Sales Gamification Software
Both sales leaders and managers benefit from sales gamification software as a way to keep your sales reps motivated in hitting their individual quotas and companywide goals. SalesScreen, for example, is a complete gamification tool that helps leaders find bottlenecks in the sales pipeline, motivates teams with sales competitions, and lets you manage one-on-one coaching as you see teachable moments.
Sales Enablement Tools
Sales enablement tools help teams become more efficient and better prepared to fulfill a sales leader’s vision. Popular sales enablement products include HelloSign for easily creating signable contract proposals, Slack for real-time live chatting with your team, and Calendly for automating the event-scheduling process.

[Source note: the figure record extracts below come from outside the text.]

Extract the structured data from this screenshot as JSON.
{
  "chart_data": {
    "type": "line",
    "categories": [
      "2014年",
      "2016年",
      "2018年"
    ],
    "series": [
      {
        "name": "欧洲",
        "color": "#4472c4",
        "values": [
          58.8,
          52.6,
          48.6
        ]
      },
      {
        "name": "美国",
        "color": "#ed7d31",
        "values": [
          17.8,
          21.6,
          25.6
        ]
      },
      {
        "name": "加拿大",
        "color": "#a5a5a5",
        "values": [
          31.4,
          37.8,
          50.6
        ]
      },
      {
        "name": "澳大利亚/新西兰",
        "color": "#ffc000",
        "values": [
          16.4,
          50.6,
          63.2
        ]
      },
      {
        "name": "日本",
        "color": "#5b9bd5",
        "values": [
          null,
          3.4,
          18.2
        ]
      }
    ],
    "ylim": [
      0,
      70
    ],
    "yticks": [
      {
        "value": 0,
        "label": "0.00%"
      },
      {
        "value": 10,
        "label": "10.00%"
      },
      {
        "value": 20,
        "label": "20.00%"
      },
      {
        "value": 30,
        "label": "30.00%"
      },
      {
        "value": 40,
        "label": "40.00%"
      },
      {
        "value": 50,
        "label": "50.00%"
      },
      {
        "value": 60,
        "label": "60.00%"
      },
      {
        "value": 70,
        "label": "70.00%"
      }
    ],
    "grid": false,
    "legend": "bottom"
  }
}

Sales Leadership Statistics
Sales leadership is a discipline well-studied by experts due to the financial benefits a strong sales executive provides an organization. Here are some interesting statistics to consider when developing your organization’s sales leadership team:
- 65% of sales leaders who outperformed revenue targets have a dedicated sales enablement team or individual
- 61% of high-performing sales leaders automate parts of their sales process compared to only 46% of under-performing leaders
- 43% of sales leaders believe customer satisfaction is a top insight for measuring sales performance
- 51% of sales leaders use data to measure sales performance
- Turnover data shows that 80% of salespeople leave because of a lack of connection with sales leadership
Sources:
- https://www.hubspot.com/sales-enablement-report?hubs_post=blog.hubspot.com%2Fsales%2Fsales-leadership-stats&hubs_post-cta=dedicated%20sales%20enablement&_ga=2.124795330.993256212.1647024577-135240610.1640811196
- https://www.linkedin.com/business/sales/blog/b2b-sales/the-state-of-sales-at-arms-reach-download-the-pocke-guide
- https://business.linkedin.com/sales-solutions/b2b-sales-strategy-guides/the-state-of-sales-2020-report
- https://www.xactlycorp.com/blog/sales-turnover-statistics
Bottom Line
Sales leadership is about being a visionary and setting the future of your sales operation, culture, and goals. Becoming a sales leader requires universal leadership traits such as strong communication, coaching, decision-making, and emotional intelligence. It’s also important for both sales leaders and sales management to use their experience in sales positions to guide the decisions they make for their organization.